Herbicidal secondary metabolites from Bacillus velezensis JTB8-2 against Orobanche aegyptiaca
Wei He,
Yan Li,
Wenfang Luo,
Junhui Zhou,
Sifeng Zhao,
Jianjun Xu
Affiliations
Wei He
Xinjiang Production and Construction Corps, Key Laboratory of Special Fruits and Vegetables Cultivation Physiology and Germplasm Resources Utilization, Key Laboratory, Universities of Xinjiang Uygur Autonomous Region for Oasis Agricultural Pest Management and Plant Protection Resource Utilization, Agriculture College of Shihezi University
Yan Li
Institute of Vegetables and Flowers, Chinese Academy of Agricultural Sciences
Wenfang Luo
Key Laboratory of Integrated Pest Management on Crops in Northwestern Oasis Ministry of Agriculture, Institute of Plant Protection, Xinjiang Academy of Agricultural Sciences
Junhui Zhou
Key Laboratory of Integrated Pest Management on Crops in Northwestern Oasis Ministry of Agriculture, Institute of Plant Protection, Xinjiang Academy of Agricultural Sciences
Sifeng Zhao
Xinjiang Production and Construction Corps, Key Laboratory of Special Fruits and Vegetables Cultivation Physiology and Germplasm Resources Utilization, Key Laboratory, Universities of Xinjiang Uygur Autonomous Region for Oasis Agricultural Pest Management and Plant Protection Resource Utilization, Agriculture College of Shihezi University
Jianjun Xu
Key Laboratory of Integrated Pest Management on Crops in Northwestern Oasis Ministry of Agriculture, Institute of Plant Protection, Xinjiang Academy of Agricultural Sciences
Abstract Egyptian broomrape (Orobanche aegyptiaca) is a parasitic plants that cause significant losses to important crops. The effective methods for controlling this weed are rare. Biological control could be one of the possible strategies to tackle these weeds efficiently. In this work, a bacteria strain Bacillus velezensis JTB8–2 was proven to possesse biological control functions against broomrapes in both pot and field experiments.

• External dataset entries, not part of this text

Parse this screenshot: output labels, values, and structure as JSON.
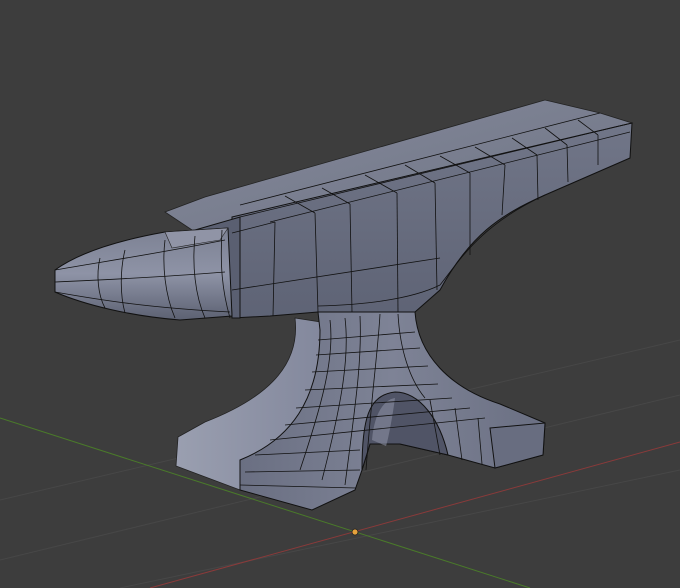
{
  "viewport": {
    "background": "#3d3d3d",
    "grid_color": "#474747",
    "x_axis_color": "#8a3a3a",
    "y_axis_color": "#4a7a2a",
    "mesh_face_color": "#73788a",
    "mesh_edge_color": "#111111",
    "origin_color": "#e6a23c",
    "object": "anvil-mesh",
    "mode": "edit-mode-wireframe-overlay"
  }
}
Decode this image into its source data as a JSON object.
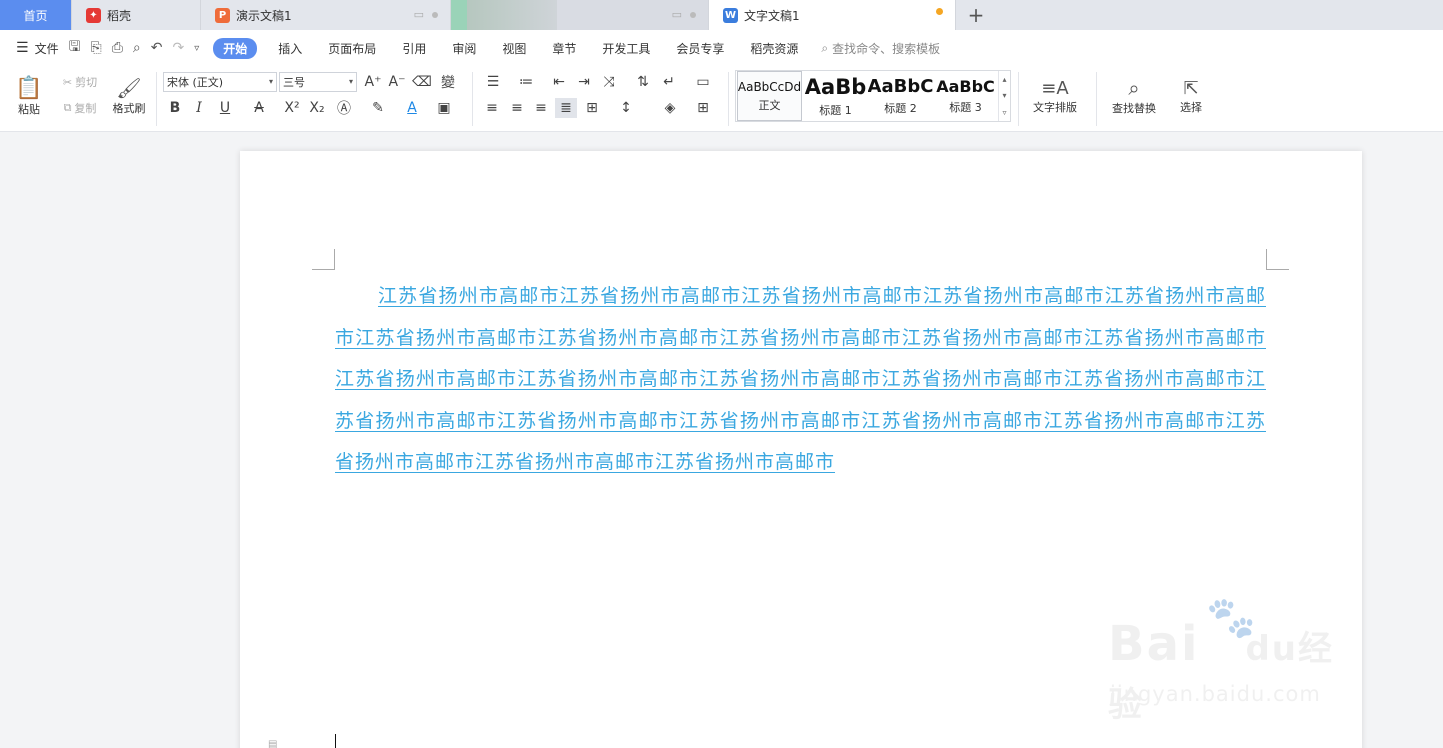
{
  "tabs": {
    "home": "首页",
    "daoke": "稻壳",
    "ppt": "演示文稿1",
    "doc": "文字文稿1",
    "new_tab": "+"
  },
  "menu": {
    "file": "文件",
    "items": [
      "开始",
      "插入",
      "页面布局",
      "引用",
      "审阅",
      "视图",
      "章节",
      "开发工具",
      "会员专享",
      "稻壳资源"
    ],
    "search": "查找命令、搜索模板"
  },
  "ribbon": {
    "paste": "粘贴",
    "cut": "剪切",
    "copy": "复制",
    "format_painter": "格式刷",
    "font_name": "宋体 (正文)",
    "font_size": "三号",
    "styles": [
      {
        "sample": "AaBbCcDd",
        "name": "正文"
      },
      {
        "sample": "AaBb",
        "name": "标题 1"
      },
      {
        "sample": "AaBbC",
        "name": "标题 2"
      },
      {
        "sample": "AaBbC",
        "name": "标题 3"
      }
    ],
    "text_layout": "文字排版",
    "find_replace": "查找替换",
    "select": "选择"
  },
  "document": {
    "paragraph": "江苏省扬州市高邮市江苏省扬州市高邮市江苏省扬州市高邮市江苏省扬州市高邮市江苏省扬州市高邮市江苏省扬州市高邮市江苏省扬州市高邮市江苏省扬州市高邮市江苏省扬州市高邮市江苏省扬州市高邮市江苏省扬州市高邮市江苏省扬州市高邮市江苏省扬州市高邮市江苏省扬州市高邮市江苏省扬州市高邮市江苏省扬州市高邮市江苏省扬州市高邮市江苏省扬州市高邮市江苏省扬州市高邮市江苏省扬州市高邮市江苏省扬州市高邮市江苏省扬州市高邮市江苏省扬州市高邮市"
  },
  "watermark": {
    "brand": "Bai",
    "brand2": "du",
    "cn": "经验",
    "url": "jingyan.baidu.com"
  },
  "colors": {
    "accent": "#5b8def",
    "link_text": "#3aa7e0",
    "unsaved_dot": "#f5a623"
  }
}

Four secondary metabolites (1–4) were isolated from the B. velezensis JTB8–2 crude extracts, and all of them could inhibit the germination of O. aegyptiaca seeds at concentrations from 0.5 mM to 4 mM. Their structures were further elucidated by Nuclear Magnetic Resonance (NMR) and Mass Spectrometry (MS) analysis. Among the isolated compounds, 1 and 2 exhibited the strongest herbicidal activity with 100% inhibition rate against the germination of O. aegyptiaca seeds at 4 mM, and thus had great potential in the development of new herbicidal products to control O. aegyptiaca in the future.